I’ve relegated the “definite” buys to bookstores where possible. (And anywhere I sign, I always ask for recommendations from the staff and buy several books, because I believe in supporting those stores.) I’ve used the Kindle for the impulse buy, the late-night browsing, and the odd research text. I’ve purchased way more books on Kindle than I thought I would (65 in four months), and I’ve ended up reading real gems that I wouldn’t have given a chance in a bookstore, because either the cover was crappy, or it was so over-hyped, I thought I would hate it. I love the sample-chapter feature, though so many authors’ sites have these… what makes it so wonderful is the “click to buy to continue reading” feature.

The Kindle, as an interface? Is ugly. It feels like a Volkswagon in a Ferrari world. But I am now comfortable with the choices it gives me, and when I’m reading–if the book is good–I completely forget the medium that’s delivering the story. I love the fact that I can enlarge the text, and I hate the fact that it’s not backlit for night reading. 

One thing is for sure: it changed how I buy books. And read them.

For someone who is a bookaholic–that’s huge.

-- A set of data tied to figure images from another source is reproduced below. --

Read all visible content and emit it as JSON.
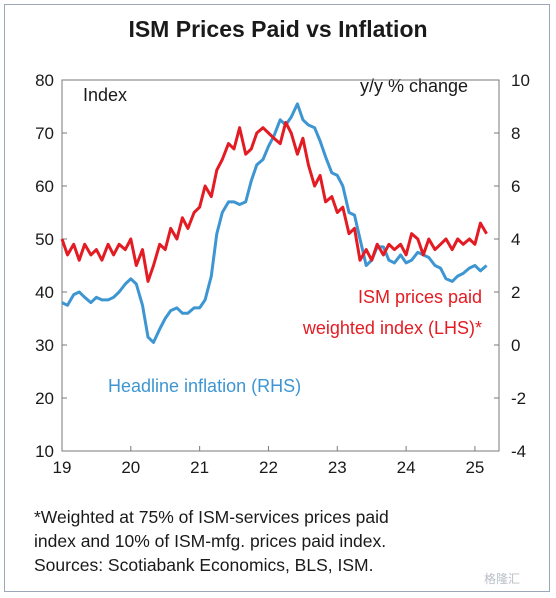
{
  "chart_data": {
    "type": "line",
    "title": "ISM Prices Paid vs Inflation",
    "left_axis": {
      "label": "Index",
      "ylim": [
        10,
        80
      ],
      "ticks": [
        10,
        20,
        30,
        40,
        50,
        60,
        70,
        80
      ]
    },
    "right_axis": {
      "label": "y/y % change",
      "ylim": [
        -4,
        10
      ],
      "ticks": [
        -4,
        -2,
        0,
        2,
        4,
        6,
        8,
        10
      ]
    },
    "x_axis": {
      "xlim": [
        2019,
        2025.35
      ],
      "ticks": [
        2019,
        2020,
        2021,
        2022,
        2023,
        2024,
        2025
      ],
      "tick_labels": [
        "19",
        "20",
        "21",
        "22",
        "23",
        "24",
        "25"
      ]
    },
    "grid": false,
    "series": [
      {
        "name": "ISM prices paid weighted index (LHS)",
        "axis": "left",
        "color": "#e31b23",
        "x": [
          2019.0,
          2019.08,
          2019.17,
          2019.25,
          2019.33,
          2019.42,
          2019.5,
          2019.58,
          2019.67,
          2019.75,
          2019.83,
          2019.92,
          2020.0,
          2020.08,
          2020.17,
          2020.25,
          2020.33,
          2020.42,
          2020.5,
          2020.58,
          2020.67,
          2020.75,
          2020.83,
          2020.92,
          2021.0,
          2021.08,
          2021.17,
          2021.25,
          2021.33,
          2021.42,
          2021.5,
          2021.58,
          2021.67,
          2021.75,
          2021.83,
          2021.92,
          2022.0,
          2022.08,
          2022.17,
          2022.25,
          2022.33,
          2022.42,
          2022.5,
          2022.58,
          2022.67,
          2022.75,
          2022.83,
          2022.92,
          2023.0,
          2023.08,
          2023.17,
          2023.25,
          2023.33,
          2023.42,
          2023.5,
          2023.58,
          2023.67,
          2023.75,
          2023.83,
          2023.92,
          2024.0,
          2024.08,
          2024.17,
          2024.25,
          2024.33,
          2024.42,
          2024.5,
          2024.58,
          2024.67,
          2024.75,
          2024.83,
          2024.92,
          2025.0,
          2025.08,
          2025.17
        ],
        "values": [
          50,
          47,
          49,
          46,
          49,
          47,
          48,
          46,
          49,
          47,
          49,
          48,
          50,
          45,
          48,
          42,
          45,
          49,
          48,
          52,
          50,
          54,
          52,
          55,
          56,
          60,
          58,
          63,
          65,
          68,
          67,
          71,
          66,
          67,
          70,
          71,
          70,
          69,
          68,
          72,
          70,
          66,
          69,
          64,
          60,
          62,
          57,
          58,
          55,
          56,
          51,
          52,
          46,
          48,
          46,
          49,
          47,
          49,
          48,
          49,
          47,
          51,
          50,
          47,
          50,
          48,
          49,
          50,
          48,
          50,
          49,
          50,
          49,
          53,
          51
        ]
      },
      {
        "name": "Headline inflation (RHS)",
        "axis": "right",
        "color": "#3d96d2",
        "x": [
          2019.0,
          2019.08,
          2019.17,
          2019.25,
          2019.33,
          2019.42,
          2019.5,
          2019.58,
          2019.67,
          2019.75,
          2019.83,
          2019.92,
          2020.0,
          2020.08,
          2020.17,
          2020.25,
          2020.33,
          2020.42,
          2020.5,
          2020.58,
          2020.67,
          2020.75,
          2020.83,
          2020.92,
          2021.0,
          2021.08,
          2021.17,
          2021.25,
          2021.33,
          2021.42,
          2021.5,
          2021.58,
          2021.67,
          2021.75,
          2021.83,
          2021.92,
          2022.0,
          2022.08,
          2022.17,
          2022.25,
          2022.33,
          2022.42,
          2022.5,
          2022.58,
          2022.67,
          2022.75,
          2022.83,
          2022.92,
          2023.0,
          2023.08,
          2023.17,
          2023.25,
          2023.33,
          2023.42,
          2023.5,
          2023.58,
          2023.67,
          2023.75,
          2023.83,
          2023.92,
          2024.0,
          2024.08,
          2024.17,
          2024.25,
          2024.33,
          2024.42,
          2024.5,
          2024.58,
          2024.67,
          2024.75,
          2024.83,
          2024.92,
          2025.0,
          2025.08,
          2025.17
        ],
        "values": [
          1.6,
          1.5,
          1.9,
          2.0,
          1.8,
          1.6,
          1.8,
          1.7,
          1.7,
          1.8,
          2.0,
          2.3,
          2.5,
          2.3,
          1.5,
          0.3,
          0.1,
          0.6,
          1.0,
          1.3,
          1.4,
          1.2,
          1.2,
          1.4,
          1.4,
          1.7,
          2.6,
          4.2,
          5.0,
          5.4,
          5.4,
          5.3,
          5.4,
          6.2,
          6.8,
          7.0,
          7.5,
          7.9,
          8.5,
          8.3,
          8.6,
          9.1,
          8.5,
          8.3,
          8.2,
          7.7,
          7.1,
          6.5,
          6.4,
          6.0,
          5.0,
          4.9,
          4.0,
          3.0,
          3.2,
          3.7,
          3.7,
          3.2,
          3.1,
          3.4,
          3.1,
          3.2,
          3.5,
          3.4,
          3.3,
          3.0,
          2.9,
          2.5,
          2.4,
          2.6,
          2.7,
          2.9,
          3.0,
          2.8,
          3.0
        ]
      }
    ],
    "annotations": {
      "red_line1": "ISM prices paid",
      "red_line2": "weighted index (LHS)*",
      "blue_line": "Headline inflation (RHS)"
    }
  },
  "footnote": {
    "line1": "*Weighted at 75% of ISM-services prices paid",
    "line2": "index and 10% of ISM-mfg. prices paid index.",
    "line3": "Sources: Scotiabank Economics, BLS, ISM."
  },
  "watermark": "格隆汇"
}
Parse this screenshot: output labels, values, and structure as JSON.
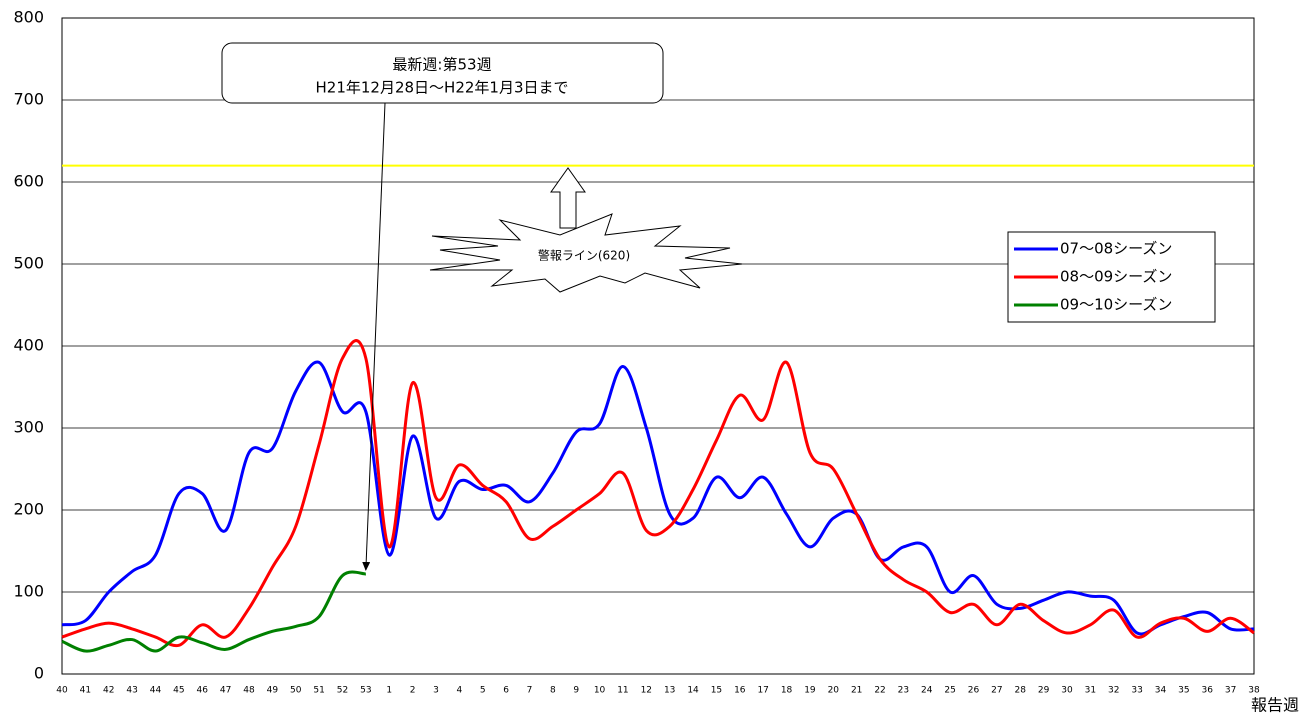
{
  "chart_data": {
    "type": "line",
    "categories": [
      "40",
      "41",
      "42",
      "43",
      "44",
      "45",
      "46",
      "47",
      "48",
      "49",
      "50",
      "51",
      "52",
      "53",
      "1",
      "2",
      "3",
      "4",
      "5",
      "6",
      "7",
      "8",
      "9",
      "10",
      "11",
      "12",
      "13",
      "14",
      "15",
      "16",
      "17",
      "18",
      "19",
      "20",
      "21",
      "22",
      "23",
      "24",
      "25",
      "26",
      "27",
      "28",
      "29",
      "30",
      "31",
      "32",
      "33",
      "34",
      "35",
      "36",
      "37",
      "38"
    ],
    "series": [
      {
        "name": "07～08シーズン",
        "color": "#0000ff",
        "values": [
          60,
          65,
          100,
          125,
          145,
          220,
          220,
          175,
          270,
          275,
          345,
          380,
          320,
          320,
          145,
          290,
          190,
          235,
          225,
          230,
          210,
          245,
          295,
          305,
          375,
          300,
          195,
          190,
          240,
          215,
          240,
          195,
          155,
          190,
          195,
          140,
          155,
          155,
          100,
          120,
          85,
          80,
          90,
          100,
          95,
          90,
          50,
          60,
          70,
          75,
          55,
          55
        ]
      },
      {
        "name": "08～09シーズン",
        "color": "#ff0000",
        "values": [
          45,
          55,
          62,
          55,
          45,
          35,
          60,
          45,
          80,
          130,
          180,
          280,
          385,
          385,
          155,
          355,
          215,
          255,
          230,
          210,
          165,
          180,
          200,
          220,
          245,
          175,
          180,
          225,
          285,
          340,
          310,
          380,
          270,
          250,
          195,
          140,
          115,
          100,
          75,
          85,
          60,
          85,
          65,
          50,
          60,
          78,
          45,
          62,
          68,
          52,
          68,
          50
        ]
      },
      {
        "name": "09～10シーズン",
        "color": "#008000",
        "values": [
          40,
          28,
          35,
          42,
          28,
          45,
          38,
          30,
          42,
          52,
          58,
          70,
          120,
          122,
          null,
          null,
          null,
          null,
          null,
          null,
          null,
          null,
          null,
          null,
          null,
          null,
          null,
          null,
          null,
          null,
          null,
          null,
          null,
          null,
          null,
          null,
          null,
          null,
          null,
          null,
          null,
          null,
          null,
          null,
          null,
          null,
          null,
          null,
          null,
          null,
          null,
          null
        ]
      }
    ],
    "ylim": [
      0,
      800
    ],
    "yticks": [
      0,
      100,
      200,
      300,
      400,
      500,
      600,
      700,
      800
    ],
    "grid": true,
    "x_label": "報告週",
    "alert_line": {
      "value": 620,
      "color": "#ffff00"
    },
    "alert_label": "警報ライン(620)",
    "callout": [
      "最新週:第53週",
      "H21年12月28日～H22年1月3日まで"
    ],
    "legend_position": "right"
  }
}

I know the debate will rage on about whether or not ereaders will increase readership or simply add another method whereby readers access the material. My gut feeling is that it’s always going to be really great stories that strike a chord that increases readership. Just like Harry Potter opened up the YA market to an entire generation who were deemed “non-readers” by so many, and Twilight continued to feed that group, so we’ve seen that same group branch out and hungrily grab for many other stories, propelling them to bestseller status. And it didn’t matter that these were print books–the computer generation read them. However, that said–it stands to reason that an entire generation who have been born into the iPhone world will expect, as they grow up, to read everything on some device instead of lugging books around. Many schools are going to all-digital texts. The world may not change in the next five years, but five years out is too short-sighted. It’s twenty years out, and thirty years out that publishers should be planning for, and those kids? They’re going to be all digital.

It’s not an “if” but a “when.”

So how about you? Have you tried an e-reader? Would you, if they were cheaper? What about the free apps? Have you tried those? What about the kids around you… what are they reading… texts? or digital? or both?